Making changes to reduce future climate risks
Beyond the hodgepodge of emergency financial assistance options, these farmers see their only remaining choices are to prepare for the future — to do everything possible to ensure it doesn't happen again, or at least mitigate their risk for significant damage.
As climate change makes extreme weather events like this more common, farmers are scrambling to find a solution to ensure their farm's longevity.
But preparing for resilience measures now is a significant Catch-22. "I am looking at how to build resilience into the farm, but . . . as a young business owner and a young farmer, it's just so hard to access capital, it's hard to get the farm going," Hume said.
McGeary thinks one of the answers lies within better soil management. "The [impacts of] severe storms, the droughts, can certainly significantly be mitigated by healthy soils," McGeary said.
Better soil management through regenerative agriculture practices and no-till farming have been shown to help curb climate change. Minimized soil disturbance builds a more natural decomposition process that helps sequester carbon.
"We need regenerative methods that build these healthy soils, these biologically active soils. By doing so we can mitigate climate change. Not just on the farms, but more broadly because it sequesters carbon," McGeary says.
The state's failure to provide a systemic solution leaves farmers to their own devices. For example, Hume suggested that farmers building a seed and transplant safety net for themselves.
A few months back, she planted more transplants than she needed on the farm with the intention of selling them. But when the freeze wiped out her mature crops, she needed to use the extra starts to replant the farm. "That was very serendipitous, but I've learned that may be a good plan for resilience in the future."

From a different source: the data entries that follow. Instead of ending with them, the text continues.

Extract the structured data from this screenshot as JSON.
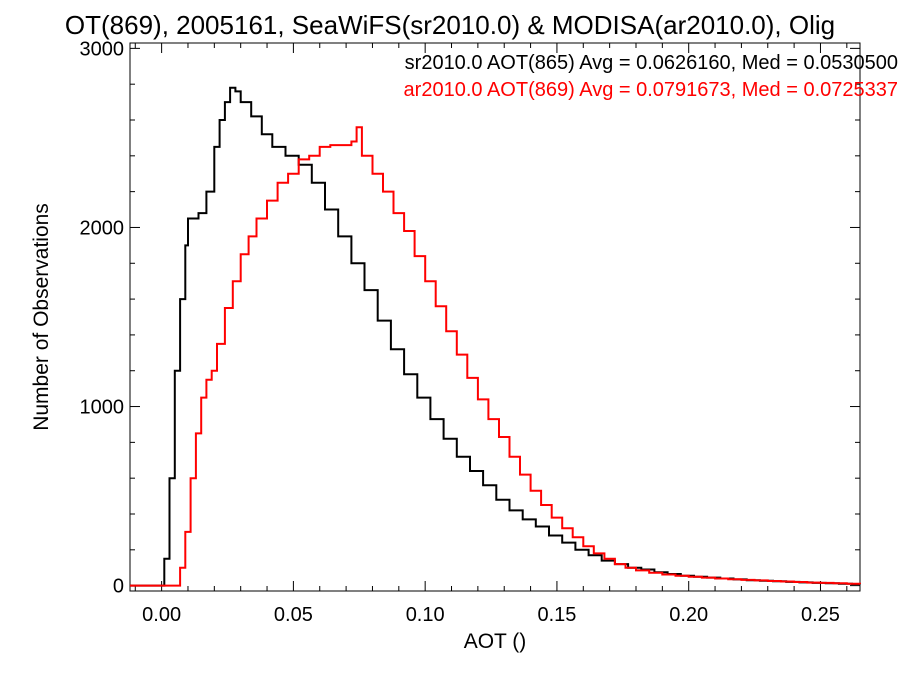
{
  "chart_data": {
    "type": "line",
    "title": "OT(869), 2005161, SeaWiFS(sr2010.0) & MODISA(ar2010.0), Olig",
    "xlabel": "AOT ()",
    "ylabel": "Number of Observations",
    "xlim": [
      -0.012,
      0.265
    ],
    "ylim": [
      -30,
      3030
    ],
    "x_ticks": [
      0.0,
      0.05,
      0.1,
      0.15,
      0.2,
      0.25
    ],
    "x_tick_labels": [
      "0.00",
      "0.05",
      "0.10",
      "0.15",
      "0.20",
      "0.25"
    ],
    "y_ticks": [
      0,
      1000,
      2000,
      3000
    ],
    "y_tick_labels": [
      "0",
      "1000",
      "2000",
      "3000"
    ],
    "grid": false,
    "legend_position": "top-right",
    "series": [
      {
        "label": "sr2010.0 AOT(865) Avg = 0.0626160, Med = 0.0530500",
        "color": "#000000",
        "points": [
          [
            -0.012,
            0
          ],
          [
            -0.001,
            0
          ],
          [
            0.001,
            150
          ],
          [
            0.003,
            600
          ],
          [
            0.005,
            1200
          ],
          [
            0.007,
            1600
          ],
          [
            0.009,
            1900
          ],
          [
            0.01,
            2050
          ],
          [
            0.014,
            2080
          ],
          [
            0.017,
            2200
          ],
          [
            0.02,
            2450
          ],
          [
            0.022,
            2600
          ],
          [
            0.024,
            2700
          ],
          [
            0.026,
            2780
          ],
          [
            0.028,
            2760
          ],
          [
            0.03,
            2700
          ],
          [
            0.034,
            2620
          ],
          [
            0.038,
            2520
          ],
          [
            0.042,
            2450
          ],
          [
            0.047,
            2400
          ],
          [
            0.052,
            2350
          ],
          [
            0.057,
            2250
          ],
          [
            0.062,
            2100
          ],
          [
            0.067,
            1950
          ],
          [
            0.072,
            1800
          ],
          [
            0.077,
            1650
          ],
          [
            0.082,
            1480
          ],
          [
            0.087,
            1320
          ],
          [
            0.092,
            1180
          ],
          [
            0.097,
            1050
          ],
          [
            0.102,
            930
          ],
          [
            0.107,
            820
          ],
          [
            0.112,
            720
          ],
          [
            0.117,
            640
          ],
          [
            0.122,
            560
          ],
          [
            0.127,
            480
          ],
          [
            0.132,
            420
          ],
          [
            0.137,
            370
          ],
          [
            0.142,
            330
          ],
          [
            0.147,
            280
          ],
          [
            0.152,
            240
          ],
          [
            0.157,
            200
          ],
          [
            0.162,
            170
          ],
          [
            0.167,
            140
          ],
          [
            0.172,
            120
          ],
          [
            0.177,
            100
          ],
          [
            0.182,
            90
          ],
          [
            0.187,
            75
          ],
          [
            0.192,
            65
          ],
          [
            0.197,
            55
          ],
          [
            0.202,
            50
          ],
          [
            0.207,
            45
          ],
          [
            0.212,
            40
          ],
          [
            0.217,
            35
          ],
          [
            0.222,
            30
          ],
          [
            0.227,
            27
          ],
          [
            0.232,
            24
          ],
          [
            0.237,
            21
          ],
          [
            0.242,
            18
          ],
          [
            0.247,
            15
          ],
          [
            0.252,
            13
          ],
          [
            0.257,
            11
          ],
          [
            0.262,
            9
          ],
          [
            0.265,
            8
          ]
        ]
      },
      {
        "label": "ar2010.0 AOT(869) Avg = 0.0791673, Med = 0.0725337",
        "color": "#ff0000",
        "points": [
          [
            -0.012,
            0
          ],
          [
            0.005,
            0
          ],
          [
            0.007,
            100
          ],
          [
            0.009,
            300
          ],
          [
            0.011,
            600
          ],
          [
            0.013,
            850
          ],
          [
            0.015,
            1050
          ],
          [
            0.017,
            1150
          ],
          [
            0.019,
            1200
          ],
          [
            0.021,
            1350
          ],
          [
            0.024,
            1550
          ],
          [
            0.027,
            1700
          ],
          [
            0.03,
            1850
          ],
          [
            0.033,
            1950
          ],
          [
            0.036,
            2050
          ],
          [
            0.04,
            2150
          ],
          [
            0.044,
            2250
          ],
          [
            0.048,
            2300
          ],
          [
            0.052,
            2380
          ],
          [
            0.056,
            2400
          ],
          [
            0.06,
            2450
          ],
          [
            0.064,
            2460
          ],
          [
            0.068,
            2460
          ],
          [
            0.072,
            2480
          ],
          [
            0.074,
            2560
          ],
          [
            0.076,
            2400
          ],
          [
            0.08,
            2300
          ],
          [
            0.084,
            2200
          ],
          [
            0.088,
            2080
          ],
          [
            0.092,
            1980
          ],
          [
            0.096,
            1840
          ],
          [
            0.1,
            1700
          ],
          [
            0.104,
            1560
          ],
          [
            0.108,
            1420
          ],
          [
            0.112,
            1290
          ],
          [
            0.116,
            1160
          ],
          [
            0.12,
            1040
          ],
          [
            0.124,
            930
          ],
          [
            0.128,
            830
          ],
          [
            0.132,
            720
          ],
          [
            0.136,
            620
          ],
          [
            0.14,
            530
          ],
          [
            0.144,
            450
          ],
          [
            0.148,
            380
          ],
          [
            0.152,
            320
          ],
          [
            0.156,
            270
          ],
          [
            0.16,
            220
          ],
          [
            0.164,
            180
          ],
          [
            0.168,
            150
          ],
          [
            0.172,
            120
          ],
          [
            0.176,
            100
          ],
          [
            0.18,
            85
          ],
          [
            0.185,
            72
          ],
          [
            0.19,
            62
          ],
          [
            0.195,
            55
          ],
          [
            0.2,
            50
          ],
          [
            0.205,
            45
          ],
          [
            0.21,
            40
          ],
          [
            0.215,
            36
          ],
          [
            0.22,
            32
          ],
          [
            0.225,
            29
          ],
          [
            0.23,
            26
          ],
          [
            0.235,
            23
          ],
          [
            0.24,
            20
          ],
          [
            0.245,
            17
          ],
          [
            0.25,
            15
          ],
          [
            0.255,
            13
          ],
          [
            0.26,
            11
          ],
          [
            0.265,
            9
          ]
        ]
      }
    ]
  }
}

Mueller says becoming more resilient in the face of extreme weather will require an investment in infrastructure. "There are a couple of things we are already fixing to do. One of those is building insulated structures to protect the wells, and even insulating the pipes themselves . . . Another might be digging our irrigation deeper," she says.
Farmers across the state see the freeze as a wake up call: They need to prepare for a future of climate change-fueled extreme weather. Whether or not the politicians in the state capitol got the same message is yet to be seen.